The invention has the following beneficial technical effects: in the method for optimizing Ceph performance based on a distributed memory disk provided by the embodiment of the present invention, a virtual disk is created on a memory file system on each storage node of a Ceph distributed storage system; integrating the virtual disks on the plurality of storage nodes, and creating a high-speed storage pool by using the integrated virtual disks; the technical scheme for accelerating the performance of the Ceph distributed storage system based on the created high-speed storage pool can use the distributed memory disk as the high-speed storage pool, provides higher performance than media such as a solid state disk, can be compatible with the existing scheme for accelerating by using the solid state disk, overcomes the defect that the memory is easy to lose data through the use of a redundancy rule and a processing flow under special conditions, and has higher reliability.

Drawings

In order to more clearly illustrate the embodiments of the present invention or the technical solutions in the prior art, the drawings used in the description of the embodiments or the prior art will be briefly described below, and it is obvious that the drawings in the following description are only some embodiments of the present invention, and it is obvious for those skilled in the art that other embodiments can be obtained by using the drawings without creative efforts.

FIG. 1 is a schematic flow chart diagram of a method for distributed memory disk based Ceph performance optimization according to an embodiment of the present invention;

FIG. 2 is a diagram illustrating an apparatus for distributed memory disk based Ceph performance optimization according to an embodiment of the present invention;

FIG. 3 is a schematic diagram of constructing a high-speed storage pool, according to one embodiment of the invention.

Detailed Description

In order to make the objects, technical solutions and advantages of the present invention more apparent, the following embodiments of the present invention are described in further detail with reference to the accompanying drawings.

In view of the foregoing, a first aspect of the embodiments of the present invention provides an embodiment of a method for Ceph performance optimization based on a distributed memory disk. Fig. 1 shows a schematic flow diagram of the method.

As shown in fig. 1, the method may comprise the steps of:

s1, creating a virtual disk on a memory file system on each storage node of a Ceph distributed storage system, and using a memory as storage to greatly improve the access performance;

s2, integrating the virtual disks on the plurality of storage nodes, and creating a high-speed storage pool by using the integrated virtual disks, so that a redundancy design can be added to ensure data safety in case of accidents;

s3, the performance of the Ceph distributed storage system is accelerated based on the created high-speed storage pool, and for example, the performance of the storage system can be accelerated by using a three-layer storage scheme.

The technical scheme provided by the invention can overcome the defect of data loss caused by power failure of the memory by technical means. The method converts the memory into block devices which can be managed by the distributed storage system, and performs pooling on the memory resources in the plurality of storage nodes in the form of the block devices. And a redundancy design is added into the resource pool, so that the data security is enhanced. And accelerating distributed storage by using the created high-speed memory storage pool. Data security is a prerequisite for storage systems.

By the technical scheme of the invention, the distributed memory disk can be used as a high-speed storage pool, higher performance is provided compared with media such as a solid state disk, the existing scheme of using the solid state disk for acceleration can be compatible, the defect that the memory is easy to lose data is overcome through the use of a redundancy rule and a processing flow under special conditions, and the distributed memory disk has higher reliability.

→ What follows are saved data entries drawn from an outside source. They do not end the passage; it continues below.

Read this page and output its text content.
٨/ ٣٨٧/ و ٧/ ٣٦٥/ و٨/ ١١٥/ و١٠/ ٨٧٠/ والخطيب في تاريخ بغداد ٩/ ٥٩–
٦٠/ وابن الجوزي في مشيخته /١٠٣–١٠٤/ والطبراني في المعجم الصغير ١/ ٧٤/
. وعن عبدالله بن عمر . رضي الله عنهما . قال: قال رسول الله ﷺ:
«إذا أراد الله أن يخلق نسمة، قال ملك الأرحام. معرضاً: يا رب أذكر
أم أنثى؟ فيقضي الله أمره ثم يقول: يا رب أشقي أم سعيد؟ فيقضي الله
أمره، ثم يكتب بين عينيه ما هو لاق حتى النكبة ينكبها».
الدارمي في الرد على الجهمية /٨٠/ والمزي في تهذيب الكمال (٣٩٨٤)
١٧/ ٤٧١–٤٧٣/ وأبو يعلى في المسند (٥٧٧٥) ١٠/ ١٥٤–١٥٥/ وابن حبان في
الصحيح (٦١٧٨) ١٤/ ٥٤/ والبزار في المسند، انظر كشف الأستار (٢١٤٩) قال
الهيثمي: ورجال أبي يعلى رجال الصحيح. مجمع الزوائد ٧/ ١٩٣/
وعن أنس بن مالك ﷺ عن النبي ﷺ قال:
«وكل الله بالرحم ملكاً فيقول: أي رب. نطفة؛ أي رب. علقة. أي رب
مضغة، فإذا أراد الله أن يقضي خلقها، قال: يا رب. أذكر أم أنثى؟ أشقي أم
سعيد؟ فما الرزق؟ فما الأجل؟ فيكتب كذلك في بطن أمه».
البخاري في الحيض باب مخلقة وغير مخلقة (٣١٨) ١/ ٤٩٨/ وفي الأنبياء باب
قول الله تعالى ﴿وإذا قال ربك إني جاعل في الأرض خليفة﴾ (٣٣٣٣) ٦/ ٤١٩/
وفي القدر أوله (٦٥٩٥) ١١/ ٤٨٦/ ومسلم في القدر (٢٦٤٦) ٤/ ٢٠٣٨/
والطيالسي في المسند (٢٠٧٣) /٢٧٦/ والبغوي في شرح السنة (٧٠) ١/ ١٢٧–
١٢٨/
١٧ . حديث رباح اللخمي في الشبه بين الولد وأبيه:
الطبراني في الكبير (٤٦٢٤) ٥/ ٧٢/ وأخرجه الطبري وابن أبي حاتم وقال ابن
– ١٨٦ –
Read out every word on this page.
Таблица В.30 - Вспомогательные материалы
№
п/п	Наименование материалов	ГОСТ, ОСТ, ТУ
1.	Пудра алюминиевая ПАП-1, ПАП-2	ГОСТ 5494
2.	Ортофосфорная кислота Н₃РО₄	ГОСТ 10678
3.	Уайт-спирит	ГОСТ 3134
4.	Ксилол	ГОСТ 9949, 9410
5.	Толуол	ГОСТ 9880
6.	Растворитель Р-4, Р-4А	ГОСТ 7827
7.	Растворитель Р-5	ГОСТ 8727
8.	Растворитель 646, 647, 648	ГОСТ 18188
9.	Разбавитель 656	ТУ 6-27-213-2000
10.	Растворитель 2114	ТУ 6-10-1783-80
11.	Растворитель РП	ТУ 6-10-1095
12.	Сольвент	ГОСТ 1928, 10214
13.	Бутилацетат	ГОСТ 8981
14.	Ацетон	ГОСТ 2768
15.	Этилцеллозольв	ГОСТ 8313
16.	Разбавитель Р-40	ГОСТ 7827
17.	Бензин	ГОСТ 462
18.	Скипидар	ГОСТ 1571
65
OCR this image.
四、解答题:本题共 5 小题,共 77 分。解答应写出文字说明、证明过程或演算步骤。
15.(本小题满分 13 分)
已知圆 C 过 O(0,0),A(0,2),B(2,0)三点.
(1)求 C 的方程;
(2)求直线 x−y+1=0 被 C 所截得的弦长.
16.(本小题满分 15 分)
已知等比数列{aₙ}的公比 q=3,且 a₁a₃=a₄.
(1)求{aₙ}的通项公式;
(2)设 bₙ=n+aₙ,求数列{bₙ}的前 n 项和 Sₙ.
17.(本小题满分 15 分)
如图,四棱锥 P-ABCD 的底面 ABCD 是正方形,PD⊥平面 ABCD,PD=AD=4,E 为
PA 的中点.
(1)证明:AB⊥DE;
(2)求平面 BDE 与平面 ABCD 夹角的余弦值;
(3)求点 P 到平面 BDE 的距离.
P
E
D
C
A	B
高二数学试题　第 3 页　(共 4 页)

In a preferred embodiment of the present invention, further comprising:

The storage nodes are restarted or shut down, and the two situations are respectively explained below, wherein the first situation is that part of the storage nodes are shut down or restarted in a plan, and when the number of the restarting nodes is not higher than the number of the fault nodes allowed by the redundancy rule, the data recovery is performed by using the following process: (1) After a restart or shutdown command is executed, a script program is called to record the state and the configuration information of the high-speed storage pool, and the configuration of the memory disk on the node to be restarted and the configuration information of the corresponding OSD are recorded. The data in the high-speed storage pool is not required to be migrated to the nonvolatile storage pool. The node operating system is closed according to a normal flow; (2) After the node system is restarted, the event and the configuration information recorded during shutdown are detected, and the virtual block device in the memory file system is reconstructed according to the method of the invention. Executing a failure disk replacement process in the Ceph, removing the OSD recorded in the last shutdown according to a failure disk, and replacing the OSD by using newly created virtual block equipment; (3) And automatically reconstructing data when the number and distribution of OSD in the storage pool reach the state before shutdown or restart, and calculating missing data blocks according to data on other nodes which are not restarted. Because the memory speed is high, the space is small, the data recovery can be completed in a short time, and the time is less than the time taken by restarting the equipment.

The second case is that when all the storage nodes are shut down or restarted in plan, or the number of the restart nodes is higher than the number of the fault nodes allowed by the redundancy rule at the same time, the following process is used: (1) After a restart or shutdown command is executed, calling a script program to record the state and configuration information of the high-speed storage pool, and recording the configuration of a memory disk on a node to be restarted and the configuration information of a corresponding OSD; (2) Migrating the data in the high-speed storage pool to a nonvolatile storage pool, recording logs, and closing a node operating system according to a normal flow; (3) After all node systems are restarted, detecting events and configuration information recorded during shutdown, and rebuilding virtual block equipment in the memory file system according to the step of the first point; (4) Rebuilding a high-speed storage pool according to the method of the invention; (5) And (3) recovering data from the nonvolatile storage pool to the high-speed memory pool according to the log recorded in the step (2) when the number and distribution of OSD in the high-speed storage pool reach the state before shutdown or restart.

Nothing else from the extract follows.